1.27.2010

Stress Eating & Soda:

I am learning that I stress eat and that I love diet soda. These are two things that will bog me down in my journey. I am not entirely sure how to conquer this problem. During the day, I generally don't realize I am not drinking anything until after lunch. And then all I want is my Diet Pepsi. I think if I can eliminate this, I can win. Soda, diet or not is terrible for you. I know this, and I know you who is reading this knows this as well. I think the stress eating will be another beast. I notice that when I come home from a rough day at work, I bypass the piece of fruit I normally eat and go straight for the carbs. It's all a mindset thing - I know if I can shift my mindset, I can beat this problem. Now to work on my mind.

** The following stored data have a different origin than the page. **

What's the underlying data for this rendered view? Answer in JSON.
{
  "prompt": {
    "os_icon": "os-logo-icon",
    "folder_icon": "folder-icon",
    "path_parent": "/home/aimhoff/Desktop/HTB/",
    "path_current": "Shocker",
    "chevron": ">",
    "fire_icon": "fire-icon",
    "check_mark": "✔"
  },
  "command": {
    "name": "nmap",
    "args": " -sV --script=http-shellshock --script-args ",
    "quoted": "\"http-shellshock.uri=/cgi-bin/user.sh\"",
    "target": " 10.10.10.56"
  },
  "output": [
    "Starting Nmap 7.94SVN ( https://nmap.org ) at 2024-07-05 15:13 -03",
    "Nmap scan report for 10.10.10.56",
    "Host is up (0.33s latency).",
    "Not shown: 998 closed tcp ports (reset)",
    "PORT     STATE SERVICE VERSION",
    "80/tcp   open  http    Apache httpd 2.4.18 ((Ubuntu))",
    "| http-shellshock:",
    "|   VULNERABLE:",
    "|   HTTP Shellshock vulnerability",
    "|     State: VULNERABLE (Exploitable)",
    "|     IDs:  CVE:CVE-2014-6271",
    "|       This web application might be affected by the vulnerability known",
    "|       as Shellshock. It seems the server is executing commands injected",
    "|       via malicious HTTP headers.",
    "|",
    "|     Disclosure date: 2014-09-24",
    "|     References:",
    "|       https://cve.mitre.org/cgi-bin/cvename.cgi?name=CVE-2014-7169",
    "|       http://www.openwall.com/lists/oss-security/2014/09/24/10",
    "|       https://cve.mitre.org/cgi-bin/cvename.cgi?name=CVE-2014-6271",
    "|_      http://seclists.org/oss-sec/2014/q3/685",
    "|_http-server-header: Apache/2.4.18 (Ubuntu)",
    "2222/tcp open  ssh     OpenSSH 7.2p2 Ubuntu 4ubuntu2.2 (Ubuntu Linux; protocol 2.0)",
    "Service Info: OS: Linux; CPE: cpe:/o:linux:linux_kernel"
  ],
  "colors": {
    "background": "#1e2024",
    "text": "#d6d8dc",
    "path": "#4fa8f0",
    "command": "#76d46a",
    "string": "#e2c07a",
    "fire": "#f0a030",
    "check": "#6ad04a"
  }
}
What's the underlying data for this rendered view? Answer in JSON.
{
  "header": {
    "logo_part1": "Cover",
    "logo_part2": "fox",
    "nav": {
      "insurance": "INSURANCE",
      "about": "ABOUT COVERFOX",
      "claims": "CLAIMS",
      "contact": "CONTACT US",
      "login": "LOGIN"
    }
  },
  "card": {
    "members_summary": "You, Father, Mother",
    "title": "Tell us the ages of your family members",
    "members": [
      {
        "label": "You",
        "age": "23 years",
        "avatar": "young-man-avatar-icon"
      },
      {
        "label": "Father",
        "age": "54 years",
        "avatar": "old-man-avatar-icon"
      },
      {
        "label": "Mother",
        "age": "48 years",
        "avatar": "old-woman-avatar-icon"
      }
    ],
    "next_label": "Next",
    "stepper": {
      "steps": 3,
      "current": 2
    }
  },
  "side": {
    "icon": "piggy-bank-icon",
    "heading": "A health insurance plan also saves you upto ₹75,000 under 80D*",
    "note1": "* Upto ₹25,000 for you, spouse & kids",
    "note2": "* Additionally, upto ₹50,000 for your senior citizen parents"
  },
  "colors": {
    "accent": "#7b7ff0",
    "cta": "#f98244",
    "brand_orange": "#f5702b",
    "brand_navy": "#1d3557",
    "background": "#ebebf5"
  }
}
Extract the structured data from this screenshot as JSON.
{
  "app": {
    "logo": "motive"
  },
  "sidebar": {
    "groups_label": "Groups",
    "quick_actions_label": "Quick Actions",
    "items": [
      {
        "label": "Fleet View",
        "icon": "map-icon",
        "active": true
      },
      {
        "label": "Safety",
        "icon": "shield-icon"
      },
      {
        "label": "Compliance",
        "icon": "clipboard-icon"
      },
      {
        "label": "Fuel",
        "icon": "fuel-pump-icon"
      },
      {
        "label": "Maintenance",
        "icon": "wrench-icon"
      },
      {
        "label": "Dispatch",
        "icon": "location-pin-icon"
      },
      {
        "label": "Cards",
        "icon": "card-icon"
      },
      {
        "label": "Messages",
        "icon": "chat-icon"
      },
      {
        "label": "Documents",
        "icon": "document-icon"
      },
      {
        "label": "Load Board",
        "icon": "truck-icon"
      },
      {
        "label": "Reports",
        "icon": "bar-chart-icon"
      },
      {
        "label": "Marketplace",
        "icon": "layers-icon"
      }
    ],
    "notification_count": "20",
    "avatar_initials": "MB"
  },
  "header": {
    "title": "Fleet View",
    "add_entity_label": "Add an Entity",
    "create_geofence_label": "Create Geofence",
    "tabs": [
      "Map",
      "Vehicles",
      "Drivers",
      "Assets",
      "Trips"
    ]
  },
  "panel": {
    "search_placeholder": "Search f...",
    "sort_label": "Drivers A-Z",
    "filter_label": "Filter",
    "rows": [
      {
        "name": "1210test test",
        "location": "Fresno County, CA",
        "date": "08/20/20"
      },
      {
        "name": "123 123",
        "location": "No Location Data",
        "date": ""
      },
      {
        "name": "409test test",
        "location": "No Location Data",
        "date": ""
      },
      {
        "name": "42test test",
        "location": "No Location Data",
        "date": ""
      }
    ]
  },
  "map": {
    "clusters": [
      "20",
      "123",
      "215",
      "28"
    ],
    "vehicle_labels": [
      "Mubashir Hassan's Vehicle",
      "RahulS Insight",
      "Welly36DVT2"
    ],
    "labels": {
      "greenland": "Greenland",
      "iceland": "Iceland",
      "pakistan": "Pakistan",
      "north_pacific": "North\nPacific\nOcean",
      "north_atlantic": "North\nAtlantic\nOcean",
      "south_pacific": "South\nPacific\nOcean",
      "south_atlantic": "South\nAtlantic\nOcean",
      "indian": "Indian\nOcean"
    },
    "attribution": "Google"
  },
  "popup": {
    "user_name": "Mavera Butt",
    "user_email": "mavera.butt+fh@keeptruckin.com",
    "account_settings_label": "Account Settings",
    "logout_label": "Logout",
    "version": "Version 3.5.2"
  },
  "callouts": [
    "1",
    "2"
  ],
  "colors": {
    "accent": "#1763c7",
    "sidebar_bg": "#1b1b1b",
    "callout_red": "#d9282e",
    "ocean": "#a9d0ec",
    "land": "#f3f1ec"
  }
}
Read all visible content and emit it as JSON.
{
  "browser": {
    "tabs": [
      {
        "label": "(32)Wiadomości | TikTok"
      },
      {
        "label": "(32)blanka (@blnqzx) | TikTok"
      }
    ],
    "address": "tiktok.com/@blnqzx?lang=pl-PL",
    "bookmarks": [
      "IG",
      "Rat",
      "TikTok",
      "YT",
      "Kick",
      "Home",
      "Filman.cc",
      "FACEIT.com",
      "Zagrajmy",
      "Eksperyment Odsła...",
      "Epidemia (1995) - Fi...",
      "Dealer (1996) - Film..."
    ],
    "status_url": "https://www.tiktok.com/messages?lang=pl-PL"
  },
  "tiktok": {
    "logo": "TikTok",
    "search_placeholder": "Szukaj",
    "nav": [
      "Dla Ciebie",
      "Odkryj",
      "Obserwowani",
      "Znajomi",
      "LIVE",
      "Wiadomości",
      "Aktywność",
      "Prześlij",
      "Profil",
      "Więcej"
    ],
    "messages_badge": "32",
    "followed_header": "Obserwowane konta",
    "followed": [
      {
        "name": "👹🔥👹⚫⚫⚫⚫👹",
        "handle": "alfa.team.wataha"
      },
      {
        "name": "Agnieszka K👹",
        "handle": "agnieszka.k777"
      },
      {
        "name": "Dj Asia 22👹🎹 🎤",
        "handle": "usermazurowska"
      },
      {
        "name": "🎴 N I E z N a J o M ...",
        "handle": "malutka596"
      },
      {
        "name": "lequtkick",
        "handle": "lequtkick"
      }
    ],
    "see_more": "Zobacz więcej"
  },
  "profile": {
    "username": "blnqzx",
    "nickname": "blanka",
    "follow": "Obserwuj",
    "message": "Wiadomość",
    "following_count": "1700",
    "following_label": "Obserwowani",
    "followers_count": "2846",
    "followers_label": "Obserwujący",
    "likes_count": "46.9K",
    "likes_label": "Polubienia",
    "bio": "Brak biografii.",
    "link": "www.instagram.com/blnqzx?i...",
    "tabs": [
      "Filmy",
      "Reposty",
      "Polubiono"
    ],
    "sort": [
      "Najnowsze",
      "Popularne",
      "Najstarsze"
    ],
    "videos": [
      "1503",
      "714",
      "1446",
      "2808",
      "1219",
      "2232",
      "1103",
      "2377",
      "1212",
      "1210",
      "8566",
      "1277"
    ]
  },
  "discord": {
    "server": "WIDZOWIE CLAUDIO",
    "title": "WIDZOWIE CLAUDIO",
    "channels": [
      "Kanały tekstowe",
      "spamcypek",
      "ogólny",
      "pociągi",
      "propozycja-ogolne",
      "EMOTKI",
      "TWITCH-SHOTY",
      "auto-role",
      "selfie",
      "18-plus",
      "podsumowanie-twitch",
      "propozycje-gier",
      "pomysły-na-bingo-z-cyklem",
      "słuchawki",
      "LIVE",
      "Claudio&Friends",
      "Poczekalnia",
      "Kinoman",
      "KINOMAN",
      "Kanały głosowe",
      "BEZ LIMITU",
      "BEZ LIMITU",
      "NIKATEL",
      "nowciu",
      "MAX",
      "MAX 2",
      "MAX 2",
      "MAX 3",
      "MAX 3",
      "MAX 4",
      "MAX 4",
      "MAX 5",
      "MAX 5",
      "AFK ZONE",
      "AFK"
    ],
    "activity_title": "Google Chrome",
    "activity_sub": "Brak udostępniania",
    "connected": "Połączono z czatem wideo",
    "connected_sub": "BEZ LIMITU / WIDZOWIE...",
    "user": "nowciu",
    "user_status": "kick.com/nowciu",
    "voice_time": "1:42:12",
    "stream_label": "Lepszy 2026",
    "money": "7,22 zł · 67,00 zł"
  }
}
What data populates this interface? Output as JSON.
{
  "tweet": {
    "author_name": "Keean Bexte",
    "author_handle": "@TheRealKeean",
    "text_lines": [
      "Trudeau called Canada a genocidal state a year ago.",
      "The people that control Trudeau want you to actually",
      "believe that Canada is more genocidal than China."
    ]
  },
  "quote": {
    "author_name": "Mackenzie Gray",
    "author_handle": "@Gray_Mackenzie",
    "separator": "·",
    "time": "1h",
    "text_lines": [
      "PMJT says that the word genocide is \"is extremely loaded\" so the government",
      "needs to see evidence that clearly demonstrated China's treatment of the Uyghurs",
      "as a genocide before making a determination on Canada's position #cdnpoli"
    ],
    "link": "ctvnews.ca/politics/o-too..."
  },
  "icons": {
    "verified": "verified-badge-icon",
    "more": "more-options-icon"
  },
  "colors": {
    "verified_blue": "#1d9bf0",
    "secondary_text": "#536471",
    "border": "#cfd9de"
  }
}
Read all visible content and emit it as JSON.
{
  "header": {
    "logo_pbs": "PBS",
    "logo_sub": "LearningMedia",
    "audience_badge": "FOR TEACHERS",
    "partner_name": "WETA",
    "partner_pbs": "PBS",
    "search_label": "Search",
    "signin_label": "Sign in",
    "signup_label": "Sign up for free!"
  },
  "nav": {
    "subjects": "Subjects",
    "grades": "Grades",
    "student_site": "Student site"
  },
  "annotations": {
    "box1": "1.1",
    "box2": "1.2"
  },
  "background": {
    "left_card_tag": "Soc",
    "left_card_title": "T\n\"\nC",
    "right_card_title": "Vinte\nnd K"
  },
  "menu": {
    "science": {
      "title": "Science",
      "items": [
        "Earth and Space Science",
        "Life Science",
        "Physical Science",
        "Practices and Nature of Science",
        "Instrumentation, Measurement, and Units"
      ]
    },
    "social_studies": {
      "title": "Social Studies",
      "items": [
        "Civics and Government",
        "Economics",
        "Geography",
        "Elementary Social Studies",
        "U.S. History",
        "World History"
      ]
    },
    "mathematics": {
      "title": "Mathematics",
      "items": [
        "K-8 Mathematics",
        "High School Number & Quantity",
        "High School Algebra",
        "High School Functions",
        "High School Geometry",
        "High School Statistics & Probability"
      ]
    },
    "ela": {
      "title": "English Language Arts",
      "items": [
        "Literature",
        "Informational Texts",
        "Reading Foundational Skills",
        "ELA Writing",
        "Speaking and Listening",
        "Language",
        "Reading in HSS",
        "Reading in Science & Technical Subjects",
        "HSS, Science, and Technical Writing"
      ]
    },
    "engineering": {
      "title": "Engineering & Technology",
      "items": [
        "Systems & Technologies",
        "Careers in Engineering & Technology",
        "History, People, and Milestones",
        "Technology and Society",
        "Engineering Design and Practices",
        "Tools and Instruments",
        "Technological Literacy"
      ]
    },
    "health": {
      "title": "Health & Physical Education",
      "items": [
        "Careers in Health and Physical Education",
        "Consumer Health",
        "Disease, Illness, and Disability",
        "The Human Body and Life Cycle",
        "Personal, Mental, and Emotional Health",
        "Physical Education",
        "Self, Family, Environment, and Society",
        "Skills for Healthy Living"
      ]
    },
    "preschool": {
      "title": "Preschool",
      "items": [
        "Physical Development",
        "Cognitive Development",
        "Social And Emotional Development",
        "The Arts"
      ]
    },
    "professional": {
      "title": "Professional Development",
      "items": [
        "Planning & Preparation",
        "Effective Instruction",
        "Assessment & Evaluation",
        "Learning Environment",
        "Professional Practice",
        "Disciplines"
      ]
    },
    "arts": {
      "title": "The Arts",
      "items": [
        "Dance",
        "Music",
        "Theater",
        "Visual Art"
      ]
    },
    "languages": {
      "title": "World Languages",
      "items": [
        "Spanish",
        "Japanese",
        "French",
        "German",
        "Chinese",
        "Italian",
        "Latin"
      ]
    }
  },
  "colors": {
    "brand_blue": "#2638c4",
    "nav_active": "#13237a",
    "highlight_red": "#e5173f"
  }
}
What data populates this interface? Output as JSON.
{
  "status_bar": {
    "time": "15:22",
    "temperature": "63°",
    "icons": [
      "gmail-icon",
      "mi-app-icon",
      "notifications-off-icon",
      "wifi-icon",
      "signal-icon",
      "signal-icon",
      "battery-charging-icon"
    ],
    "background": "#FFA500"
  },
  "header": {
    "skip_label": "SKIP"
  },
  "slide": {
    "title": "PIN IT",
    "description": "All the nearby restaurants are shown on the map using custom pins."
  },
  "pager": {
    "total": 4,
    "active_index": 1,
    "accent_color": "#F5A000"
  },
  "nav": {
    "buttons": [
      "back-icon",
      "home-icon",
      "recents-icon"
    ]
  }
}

So, I get to the gym tonight and realize that not only did I wear my hair down today, but I did not have a hair tie. I didn't let it ruin my workout, but I felt so silly working out with my hair going everywhere. Such is life. If that is the worst thing that happens, though, I think I am okay.

I did forty minutes of cardio today and it felt so good. I love the feeling when I did strength training because I like to see how far I can push myself, but even more - when I sweat and sweat and sweat from cardio, it's my feeling of accomplishment. I love feeling my face heat up. The thing about the gym is that when I leave work, all I want to do is go crawl into bed, but when I am able to work out, it really helps clear my head from the day. It's my time to think through things: love, life, work, friends and so forth. I know I should be focusing on me, but it's nice to have that time to just THINK. At work I have so many moving pieces to my day, there is never a moment of rest.

Even more exciting! I didn't think it was possible, either. I am going to the Healthy Living Expo this weekend. I am really excited to check everything out. I'm going by myself because I am sort of lame, but also because I just want to. I don't really feel like I have offline support for this journey I am on, so I don't think anyone would really get why this is important to me. Regardless - I am pumped to attend! I am doing a Yoplait Taste Test, too - so I get in free. WOO HOO.

I have keep repeating my mantra of: I CAN DO THIS.